Bioinformatics Data Analyst
Posted 08 Jun 2021
Brigham and Women's Hospital/Harvard Medical School
A bioinformatics data analyst position is available to support the Butovsky Lab at Brigham and Woman’s Hospital, Harvard Medical School.
The lab is looking for an applicant with experience analyzing high-throughput gene-expression data, including differential gene-expression analysis and pathway analysis. The lab studies immunologic mechanisms of neurodegenerative diseases with the goal of identifying novel therapeutic targets. It utilizes a range of genomic tools in order to analyze in vitro and in vivo experimental models and human samples. The Butovsky Lab is working in a highly collaborative environment studying multiple diseases, including Alzheimer’s disease, amyotrophic lateral sclerosis, multiple sclerosis, and eye-related diseases. The applicant would interface with the group by analyzing gene-expression data related to these disorders. Strong computational, organizational, and communication skills are desired for this position.
1. Analyze and integrate RNA-Seq from bulk RNA isolations, single-cell RNAseq, and microRNA. Perform quality control, alignment, differential analysis, pathway analysis.
2. Create visualizations and written reports.
3. Preform complete data validation and error detection; ensuring data security, integrity measures are met. Discuss with researchers to discuss results, analysis direction prior to project.
4. Maintaining an active role in research of the current trends in analysis methods, programming algorithms and using new technologies to prototype future developments
5. Contribute in the preparation of scientific methods for manuscripts detailing methods and design; Presentations of results or new tools for the department.
6. Performs all other duties/responsibilities as directed.
Bachelor's degree required. M.Sc. or Ph.D. in computer science, mathematics in a biological science, or relevant field recommended.
Skills/ Abilities/ Competencies:
- Experience with statistical analysis for differential gene expression and mapping to biologic pathways.
- Ability to apply statistical and machine-learning techniques to solve "big data" problems.
- Ability to analyze single-cell expression data.

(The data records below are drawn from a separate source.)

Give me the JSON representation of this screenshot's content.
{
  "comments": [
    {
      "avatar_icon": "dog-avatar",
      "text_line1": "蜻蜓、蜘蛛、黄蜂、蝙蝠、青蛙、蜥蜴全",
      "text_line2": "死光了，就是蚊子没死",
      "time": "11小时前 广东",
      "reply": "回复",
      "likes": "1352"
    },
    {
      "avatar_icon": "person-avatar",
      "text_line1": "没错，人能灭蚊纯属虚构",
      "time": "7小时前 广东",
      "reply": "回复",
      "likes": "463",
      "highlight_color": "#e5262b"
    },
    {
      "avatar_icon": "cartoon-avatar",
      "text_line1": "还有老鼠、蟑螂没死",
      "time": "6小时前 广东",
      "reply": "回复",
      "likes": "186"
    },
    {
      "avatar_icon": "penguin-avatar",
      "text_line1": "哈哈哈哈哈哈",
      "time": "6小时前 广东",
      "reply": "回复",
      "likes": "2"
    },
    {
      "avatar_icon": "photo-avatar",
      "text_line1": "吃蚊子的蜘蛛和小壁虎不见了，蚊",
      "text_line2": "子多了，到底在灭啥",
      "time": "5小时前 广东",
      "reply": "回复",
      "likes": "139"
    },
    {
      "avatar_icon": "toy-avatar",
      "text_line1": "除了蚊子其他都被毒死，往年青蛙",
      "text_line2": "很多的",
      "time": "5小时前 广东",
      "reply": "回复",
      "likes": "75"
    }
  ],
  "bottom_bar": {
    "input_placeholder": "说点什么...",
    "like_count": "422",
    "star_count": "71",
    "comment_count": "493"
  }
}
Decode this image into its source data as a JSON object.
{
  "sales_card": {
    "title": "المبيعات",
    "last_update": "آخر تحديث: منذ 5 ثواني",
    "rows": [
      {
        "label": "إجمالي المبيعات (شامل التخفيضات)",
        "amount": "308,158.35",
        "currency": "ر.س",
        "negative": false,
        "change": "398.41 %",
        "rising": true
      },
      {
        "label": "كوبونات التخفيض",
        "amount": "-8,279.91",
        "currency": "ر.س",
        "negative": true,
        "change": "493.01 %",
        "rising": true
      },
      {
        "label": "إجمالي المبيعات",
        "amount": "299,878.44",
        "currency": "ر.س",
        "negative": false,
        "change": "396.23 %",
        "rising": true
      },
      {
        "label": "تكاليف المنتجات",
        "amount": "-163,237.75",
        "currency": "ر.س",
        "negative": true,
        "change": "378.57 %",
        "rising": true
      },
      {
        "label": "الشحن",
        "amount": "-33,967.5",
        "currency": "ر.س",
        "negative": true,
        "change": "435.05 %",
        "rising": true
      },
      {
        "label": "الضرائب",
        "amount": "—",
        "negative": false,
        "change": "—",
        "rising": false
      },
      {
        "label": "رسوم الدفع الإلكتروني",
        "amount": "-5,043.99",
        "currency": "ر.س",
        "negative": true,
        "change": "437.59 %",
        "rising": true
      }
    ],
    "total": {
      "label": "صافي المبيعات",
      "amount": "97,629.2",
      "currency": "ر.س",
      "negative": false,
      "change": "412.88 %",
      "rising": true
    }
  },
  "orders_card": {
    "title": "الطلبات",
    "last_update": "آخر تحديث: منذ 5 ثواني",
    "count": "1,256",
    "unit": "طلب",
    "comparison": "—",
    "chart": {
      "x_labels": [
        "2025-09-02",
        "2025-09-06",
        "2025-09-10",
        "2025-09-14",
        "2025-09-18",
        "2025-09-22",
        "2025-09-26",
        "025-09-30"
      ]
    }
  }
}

- Good organizational skills, detail oriented.
- Experience in programing with MATLAB, R, Python and/or Java with focus on computational biological applications.
- Experience with common bioinformatics and genomic browsers [NCBI, Genbank, UCSC].
- Understanding the use of bioinformatics tools including common NGS tools [BWA, samtools, GATK].
- Ability to work in a highly collaborative and intellectually challenging environment.
- Ability to demonstrate professionalism.
- Ability to demonstrate critical thinking and creative problem-solving abilities.
- Ability to prepare manuscripts for presentation and publication.
- Must work independently.
- Excellent oral and written communication skills.